Until Steven Spielberg released Schindler’s List in 1993, nobody truly reckoned him to be anyone other than a director who made movies with amazing special effects. The success of Schindler’s List put rest to the notion that Steven Spielberg was not a “serious director,” winning him his first Oscar for Best Director. The film itself was honored as the year’s Best Picture. Schindler’s List created a stirring and unforgettable portrait of the Holocaust.
Exploring the Holocaust was not just a one-shot project for Steven Spielberg, however. A year after making Schindler’s List, Steven Spielberg funded the Shoah Foundation Institute for Visual History and Education.
Patterned after Yale University’s Fortunoff Video Archive, the Shoah Foundation gathers the testimonies, experiences, and eyewitness accounts of those who survived the Holocaust. Among those interviewed were Jews, political prisoners, rescuers, liberators, homosexuals, Gypsies, Jehovah’s Witnesses, and participants in war crime trials.
These testimonies are compiled in the foundation’s massive Visual History Archive, a 200-terabyte software medium from which one can retrieve the footages. Housed at the University of Southern California, the Visual History Archive contains over 50,000 testimonies culled from over fifty countries and spoken in thirty-two languages, making it the largest of its kind in the world. The foundation has also produced movie documentaries to educate school children about the heartrending event.
The Shoah Foundation Institute has broadened its scope to encompass the horrors of other crimes against humanity, such as the genocides in Cambodia and Rwanda.

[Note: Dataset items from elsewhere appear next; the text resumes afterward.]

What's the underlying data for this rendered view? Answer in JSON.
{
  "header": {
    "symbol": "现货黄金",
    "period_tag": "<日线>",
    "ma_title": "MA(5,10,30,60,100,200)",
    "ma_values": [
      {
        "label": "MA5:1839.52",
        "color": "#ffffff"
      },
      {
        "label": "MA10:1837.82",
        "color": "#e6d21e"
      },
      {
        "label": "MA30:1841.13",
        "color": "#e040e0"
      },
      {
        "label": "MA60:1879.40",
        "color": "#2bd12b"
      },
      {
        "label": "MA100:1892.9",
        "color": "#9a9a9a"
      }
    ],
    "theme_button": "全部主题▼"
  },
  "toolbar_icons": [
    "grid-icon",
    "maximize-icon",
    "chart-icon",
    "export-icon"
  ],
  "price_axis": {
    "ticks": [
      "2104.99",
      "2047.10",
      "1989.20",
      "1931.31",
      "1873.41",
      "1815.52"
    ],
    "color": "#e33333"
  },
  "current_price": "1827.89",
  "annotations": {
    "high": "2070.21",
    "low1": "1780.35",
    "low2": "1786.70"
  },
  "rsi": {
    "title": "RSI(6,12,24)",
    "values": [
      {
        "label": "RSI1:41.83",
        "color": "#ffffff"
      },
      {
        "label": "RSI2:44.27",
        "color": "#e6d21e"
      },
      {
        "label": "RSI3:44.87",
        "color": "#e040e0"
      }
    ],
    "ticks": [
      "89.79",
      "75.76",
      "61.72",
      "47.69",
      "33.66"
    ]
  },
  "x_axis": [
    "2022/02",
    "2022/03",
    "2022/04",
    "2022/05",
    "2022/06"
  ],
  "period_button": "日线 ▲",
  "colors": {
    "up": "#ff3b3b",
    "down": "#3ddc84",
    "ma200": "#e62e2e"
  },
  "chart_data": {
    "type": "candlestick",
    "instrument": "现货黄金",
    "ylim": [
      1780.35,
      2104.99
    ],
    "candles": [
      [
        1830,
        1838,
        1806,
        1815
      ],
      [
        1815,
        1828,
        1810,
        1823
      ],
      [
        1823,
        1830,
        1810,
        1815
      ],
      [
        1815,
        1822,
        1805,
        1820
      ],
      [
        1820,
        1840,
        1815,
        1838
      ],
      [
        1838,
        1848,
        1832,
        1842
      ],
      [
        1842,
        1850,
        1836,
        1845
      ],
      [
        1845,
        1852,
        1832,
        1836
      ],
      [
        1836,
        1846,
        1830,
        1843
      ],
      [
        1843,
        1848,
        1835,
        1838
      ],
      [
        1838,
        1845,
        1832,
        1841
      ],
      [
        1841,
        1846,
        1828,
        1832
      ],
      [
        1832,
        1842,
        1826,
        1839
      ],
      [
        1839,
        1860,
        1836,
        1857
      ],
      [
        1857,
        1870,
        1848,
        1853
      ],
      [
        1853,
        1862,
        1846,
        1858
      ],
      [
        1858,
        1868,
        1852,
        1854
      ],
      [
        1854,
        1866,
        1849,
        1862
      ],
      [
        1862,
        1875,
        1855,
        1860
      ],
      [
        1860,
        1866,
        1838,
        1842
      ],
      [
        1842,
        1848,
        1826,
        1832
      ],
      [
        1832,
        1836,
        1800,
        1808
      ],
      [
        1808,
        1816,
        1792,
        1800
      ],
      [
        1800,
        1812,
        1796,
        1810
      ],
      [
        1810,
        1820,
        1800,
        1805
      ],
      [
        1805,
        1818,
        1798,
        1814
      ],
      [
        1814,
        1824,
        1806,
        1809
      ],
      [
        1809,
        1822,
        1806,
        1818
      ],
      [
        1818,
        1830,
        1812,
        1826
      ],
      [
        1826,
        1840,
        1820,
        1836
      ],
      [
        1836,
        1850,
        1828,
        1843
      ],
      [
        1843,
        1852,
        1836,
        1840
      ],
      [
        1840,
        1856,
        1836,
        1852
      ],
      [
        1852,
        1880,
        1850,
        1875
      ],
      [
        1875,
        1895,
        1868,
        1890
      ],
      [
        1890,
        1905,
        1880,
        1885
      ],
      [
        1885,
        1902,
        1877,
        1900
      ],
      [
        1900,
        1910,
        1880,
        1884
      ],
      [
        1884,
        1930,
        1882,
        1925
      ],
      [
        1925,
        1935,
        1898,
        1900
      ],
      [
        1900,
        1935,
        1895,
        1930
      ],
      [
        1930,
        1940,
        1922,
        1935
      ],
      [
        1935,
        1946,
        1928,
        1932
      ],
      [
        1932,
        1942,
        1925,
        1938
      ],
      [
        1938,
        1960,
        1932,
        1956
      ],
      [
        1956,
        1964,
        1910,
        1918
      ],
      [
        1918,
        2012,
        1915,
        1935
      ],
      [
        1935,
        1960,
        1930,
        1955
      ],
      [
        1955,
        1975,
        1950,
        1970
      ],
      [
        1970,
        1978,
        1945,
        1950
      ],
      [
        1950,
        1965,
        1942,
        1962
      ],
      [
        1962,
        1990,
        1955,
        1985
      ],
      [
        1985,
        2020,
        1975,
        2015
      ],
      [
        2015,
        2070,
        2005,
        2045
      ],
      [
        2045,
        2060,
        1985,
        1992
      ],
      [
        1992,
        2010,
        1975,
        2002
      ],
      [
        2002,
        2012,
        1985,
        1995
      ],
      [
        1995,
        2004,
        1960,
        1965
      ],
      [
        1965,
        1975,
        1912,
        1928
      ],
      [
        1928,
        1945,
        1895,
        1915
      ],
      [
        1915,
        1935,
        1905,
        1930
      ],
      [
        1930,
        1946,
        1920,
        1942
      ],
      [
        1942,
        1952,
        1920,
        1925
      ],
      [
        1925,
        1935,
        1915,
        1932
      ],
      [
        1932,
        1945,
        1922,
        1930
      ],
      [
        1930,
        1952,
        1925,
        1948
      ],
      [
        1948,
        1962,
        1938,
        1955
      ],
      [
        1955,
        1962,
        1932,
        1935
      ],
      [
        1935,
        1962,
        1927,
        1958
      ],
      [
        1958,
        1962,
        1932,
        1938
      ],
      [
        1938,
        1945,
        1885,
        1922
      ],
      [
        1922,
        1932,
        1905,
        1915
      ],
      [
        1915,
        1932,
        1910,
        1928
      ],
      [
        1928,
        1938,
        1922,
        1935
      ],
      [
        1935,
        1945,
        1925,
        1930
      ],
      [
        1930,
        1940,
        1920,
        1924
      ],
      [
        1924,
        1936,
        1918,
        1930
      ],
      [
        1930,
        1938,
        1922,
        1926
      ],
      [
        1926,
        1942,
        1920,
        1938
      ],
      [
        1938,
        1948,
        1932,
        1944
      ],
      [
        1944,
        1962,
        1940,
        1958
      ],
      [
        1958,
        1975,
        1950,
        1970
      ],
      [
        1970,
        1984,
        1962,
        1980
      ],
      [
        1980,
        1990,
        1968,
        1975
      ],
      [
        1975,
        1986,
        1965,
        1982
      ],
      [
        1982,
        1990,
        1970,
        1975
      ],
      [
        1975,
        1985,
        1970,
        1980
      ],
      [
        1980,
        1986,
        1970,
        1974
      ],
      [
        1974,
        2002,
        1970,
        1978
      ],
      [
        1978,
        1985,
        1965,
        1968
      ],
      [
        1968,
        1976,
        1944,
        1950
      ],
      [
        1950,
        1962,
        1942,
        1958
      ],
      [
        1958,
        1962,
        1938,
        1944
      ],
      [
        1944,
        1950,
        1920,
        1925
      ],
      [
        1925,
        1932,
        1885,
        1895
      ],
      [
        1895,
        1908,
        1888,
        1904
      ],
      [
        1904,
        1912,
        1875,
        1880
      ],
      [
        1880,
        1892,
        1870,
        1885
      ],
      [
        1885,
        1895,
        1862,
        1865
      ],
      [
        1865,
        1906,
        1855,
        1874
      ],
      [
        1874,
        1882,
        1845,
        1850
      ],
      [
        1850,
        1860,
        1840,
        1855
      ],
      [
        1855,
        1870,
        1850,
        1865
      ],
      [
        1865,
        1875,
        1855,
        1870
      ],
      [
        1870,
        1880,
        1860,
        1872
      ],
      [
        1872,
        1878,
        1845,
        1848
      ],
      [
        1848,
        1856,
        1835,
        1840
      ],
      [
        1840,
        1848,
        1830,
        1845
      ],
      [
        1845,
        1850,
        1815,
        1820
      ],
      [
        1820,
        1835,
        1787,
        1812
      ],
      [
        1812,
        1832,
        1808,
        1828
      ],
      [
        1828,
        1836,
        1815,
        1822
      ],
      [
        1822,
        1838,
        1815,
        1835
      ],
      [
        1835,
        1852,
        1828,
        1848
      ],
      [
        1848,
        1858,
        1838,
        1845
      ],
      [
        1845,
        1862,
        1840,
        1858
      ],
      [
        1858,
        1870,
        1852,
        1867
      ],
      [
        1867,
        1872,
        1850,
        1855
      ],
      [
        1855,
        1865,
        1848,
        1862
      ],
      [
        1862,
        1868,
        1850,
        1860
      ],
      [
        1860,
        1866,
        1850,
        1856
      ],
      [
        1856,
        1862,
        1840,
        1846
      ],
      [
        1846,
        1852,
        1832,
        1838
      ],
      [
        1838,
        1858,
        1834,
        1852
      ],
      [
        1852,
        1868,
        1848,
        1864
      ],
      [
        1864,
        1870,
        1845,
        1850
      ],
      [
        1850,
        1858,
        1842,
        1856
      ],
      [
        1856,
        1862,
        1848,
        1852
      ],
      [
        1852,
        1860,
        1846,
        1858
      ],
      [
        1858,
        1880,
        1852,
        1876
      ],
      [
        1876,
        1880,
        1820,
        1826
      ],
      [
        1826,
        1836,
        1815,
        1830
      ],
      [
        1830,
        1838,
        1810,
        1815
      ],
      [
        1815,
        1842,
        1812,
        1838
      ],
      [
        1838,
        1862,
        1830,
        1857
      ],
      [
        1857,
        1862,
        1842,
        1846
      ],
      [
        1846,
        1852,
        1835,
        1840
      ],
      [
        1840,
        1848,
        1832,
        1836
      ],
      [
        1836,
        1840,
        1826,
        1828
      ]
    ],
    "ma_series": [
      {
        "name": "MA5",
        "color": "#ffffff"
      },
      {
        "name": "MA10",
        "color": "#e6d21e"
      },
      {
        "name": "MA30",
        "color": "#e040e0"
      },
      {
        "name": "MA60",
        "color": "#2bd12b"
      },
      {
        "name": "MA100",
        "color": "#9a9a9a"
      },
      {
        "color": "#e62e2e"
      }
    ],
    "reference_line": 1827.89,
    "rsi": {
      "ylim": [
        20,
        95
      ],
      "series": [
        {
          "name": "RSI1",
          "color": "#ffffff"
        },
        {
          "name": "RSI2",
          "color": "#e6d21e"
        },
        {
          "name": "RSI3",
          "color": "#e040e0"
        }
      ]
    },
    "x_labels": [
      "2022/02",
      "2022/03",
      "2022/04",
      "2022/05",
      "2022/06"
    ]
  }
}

In its own way, the archive has chronicled the extraordinary resilience of the human spirit in the face of evil.
Spielberg used his profits from Schindler’s List to establish the Righteous Persons Foundation in 1994. The foundation has awarded hundreds of grants in the fields of education, arts, culture, spirituality, Holocaust awareness, tolerance, interfaith relations, and synagogue life.